That’s Iain Dale’s rather improbable analysis, over a series of increasingly aerated posts this weekend, based on the fact that, erm, a lot of people on the left are talking about her surprise nomination in its immediate aftermath. Who’dathunkit? The most surprising political event in months has happened and people are actually talking about it? They must be pooing themselves!
More hilarious is Iain’s transformation into a feminist, citing Peter Hitchens as a fellow traveller. According to Iain and Peter, the left hates women because the left like anti-women policies such as abortion. Genius analysis there. Suddenly, the brains behind “it’s DD for me!” has become super-concerned about how sexist the coverage of Sarah Palin is in the sunday papers. Funny that I don’t recall him having similar concerns about the media’s portrayal of Harriet Harman, Jacqui Smith and Hillary Clinton.
As for the claim that “[the left] cannot stand it when a black person becomes famous as a Conservative – remember Ray Lewis?” – it wasn’t the left that took down Ray Lewis but the Church of England. And despite having defended him here in the past, what I’ve heard since suggests that they were right to do so. Can’t Iain think of a better example of the left’s alleged racism? And you simply can’t imply that Ray Lewis must be innocent on the basis of his skin colour (and political views), and expect to be taken seriously, whilst simultaneously writing this.
Speaking personally, I think appointing Sarah Palin was a mistake which smacks of panic. I think Iain thinks that too, given that a week ago he was citing Mitt Romney as a dead cert. Iain’s subsequent attempts to tar Obama with the Palin inexperience brush simply doesn’t wash: she has been governor of one of the US’s smallest (population-wise – Alaska has roughly the same population as Glasgow) and certainly most isolated states for two years.
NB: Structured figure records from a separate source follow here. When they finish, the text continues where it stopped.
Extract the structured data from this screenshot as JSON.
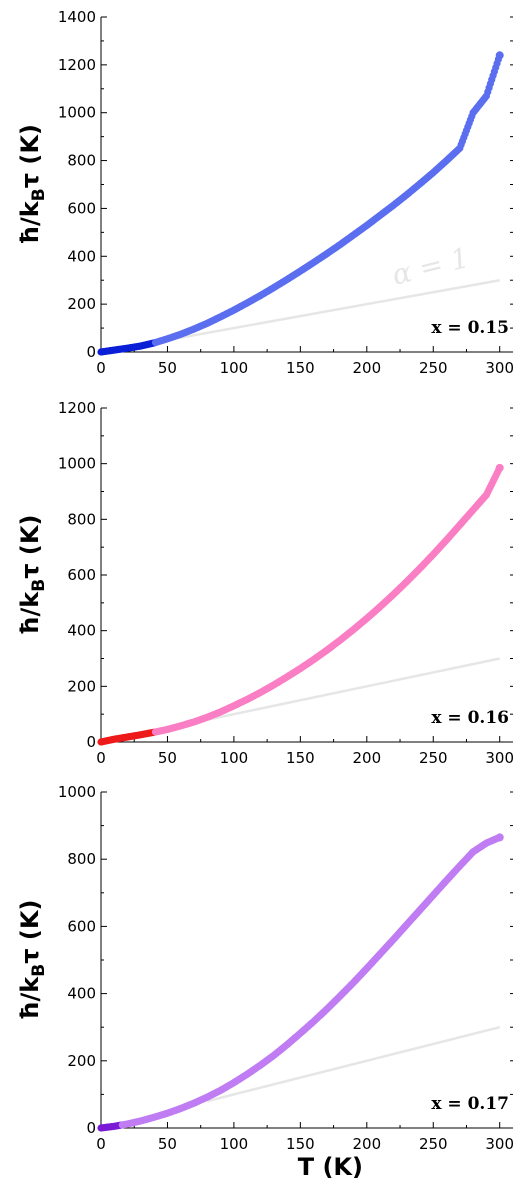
{
  "chart_data": [
    {
      "type": "scatter",
      "ylabel": "ħ/k_Bτ (K)",
      "xlim": [
        0,
        310
      ],
      "ylim": [
        0,
        1400
      ],
      "x_ticks": [
        0,
        50,
        100,
        150,
        200,
        250,
        300
      ],
      "y_ticks": [
        0,
        200,
        400,
        600,
        800,
        1000,
        1200,
        1400
      ],
      "annotation": "x = 0.15",
      "reference_label": "α = 1",
      "colors": {
        "low_T": "#0a1fd6",
        "high_T": "#5b6ef0",
        "reference": "#e6e6e6"
      },
      "low_T_max": 40,
      "series": [
        {
          "x": [
            0,
            10,
            20,
            30,
            40,
            50,
            60,
            70,
            80,
            90,
            100,
            110,
            120,
            130,
            140,
            150,
            160,
            170,
            180,
            190,
            200,
            210,
            220,
            230,
            240,
            250,
            260,
            270,
            280,
            290,
            300
          ],
          "y": [
            0,
            8,
            16,
            25,
            38,
            55,
            74,
            96,
            120,
            147,
            175,
            205,
            236,
            269,
            303,
            338,
            374,
            411,
            449,
            489,
            529,
            571,
            613,
            657,
            703,
            750,
            800,
            852,
            1000,
            1070,
            1240
          ]
        }
      ],
      "reference": {
        "x": [
          40,
          300
        ],
        "y": [
          40,
          300
        ]
      }
    },
    {
      "type": "scatter",
      "ylabel": "ħ/k_Bτ (K)",
      "xlim": [
        0,
        310
      ],
      "ylim": [
        0,
        1200
      ],
      "x_ticks": [
        0,
        50,
        100,
        150,
        200,
        250,
        300
      ],
      "y_ticks": [
        0,
        200,
        400,
        600,
        800,
        1000,
        1200
      ],
      "annotation": "x = 0.16",
      "colors": {
        "low_T": "#ee1b1b",
        "high_T": "#fa7ec4",
        "reference": "#e6e6e6"
      },
      "low_T_max": 40,
      "series": [
        {
          "x": [
            0,
            10,
            20,
            30,
            40,
            50,
            60,
            70,
            80,
            90,
            100,
            110,
            120,
            130,
            140,
            150,
            160,
            170,
            180,
            190,
            200,
            210,
            220,
            230,
            240,
            250,
            260,
            270,
            280,
            290,
            300
          ],
          "y": [
            0,
            10,
            18,
            26,
            35,
            45,
            58,
            72,
            89,
            108,
            130,
            153,
            178,
            205,
            234,
            264,
            296,
            330,
            366,
            404,
            444,
            486,
            530,
            576,
            624,
            674,
            726,
            780,
            834,
            888,
            985
          ]
        }
      ],
      "reference": {
        "x": [
          40,
          300
        ],
        "y": [
          40,
          300
        ]
      }
    },
    {
      "type": "scatter",
      "xlabel": "T (K)",
      "ylabel": "ħ/k_Bτ (K)",
      "xlim": [
        0,
        310
      ],
      "ylim": [
        0,
        1000
      ],
      "x_ticks": [
        0,
        50,
        100,
        150,
        200,
        250,
        300
      ],
      "y_ticks": [
        0,
        200,
        400,
        600,
        800,
        1000
      ],
      "annotation": "x = 0.17",
      "colors": {
        "low_T": "#7a1ad6",
        "high_T": "#c07cf2",
        "reference": "#e6e6e6"
      },
      "low_T_max": 15,
      "series": [
        {
          "x": [
            0,
            10,
            20,
            30,
            40,
            50,
            60,
            70,
            80,
            90,
            100,
            110,
            120,
            130,
            140,
            150,
            160,
            170,
            180,
            190,
            200,
            210,
            220,
            230,
            240,
            250,
            260,
            270,
            280,
            290,
            300
          ],
          "y": [
            0,
            5,
            12,
            21,
            32,
            44,
            58,
            74,
            92,
            112,
            135,
            160,
            187,
            216,
            248,
            282,
            317,
            354,
            393,
            433,
            475,
            518,
            561,
            605,
            649,
            693,
            737,
            780,
            822,
            848,
            865
          ]
        }
      ],
      "reference": {
        "x": [
          80,
          300
        ],
        "y": [
          80,
          300
        ]
      }
    }
  ]
}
Her appointment comes across as too calculated – to be blunt, she ticks far too many boxes. It is too ‘cute’. And many of these boxes are mutually exclusive – how many disaffected Hillary supporters are likely to be wooed by a shootin’, fishin’ and anti-abortion candidate? How many sanctity of marriage obsessives are likely to be convinced that a woman with five children is fit for the job? They certainly have the anti-corruption line in common, but if I were running McCain’s campaign I’d be worried that she reminds voters about what McCain is not, and not in a good way. Do the democrats really need to do more than show the screen of a heartbeat monitor superimposed with her face to get their point across?
I didn’t read any of the allegedly sexist stuff out there about Sarah Palin this weekend, but I did read a perceptive piece by Michael Crowley in the Observer. However much they might try to keep open the rapidly healing Clinton-Obama wound, it is the Republicans who are divided in this election, not the Democrats. Sarah Palin’s appointment on Friday very briefly looked like a masterstroke, but the shock of the new is already diminishing and she has just been dropped in at the deep end. Things like the Daily Kos’ allegations over the maternity of her fifth child may be unfair (the picture of her daughter Bristol does look incriminating but I’m not so sure that the pictures of Palin herself are that convincing – Alaskans tend not to walk around in bikinis in spring), but surely in this post-Rove era no McCain supporter can really convincingly put on the ingenue act? After eight years of humiliation, the Democrats are in to win this thing and at the moment Palin looks like a pretty big target. They might cross the line occassionally, but going for the kill is not a sign of desperation, but rather indicate that the gloves have come off at last. And based on Iain’s rather hysterical reaction, the right just won’t be able to take it.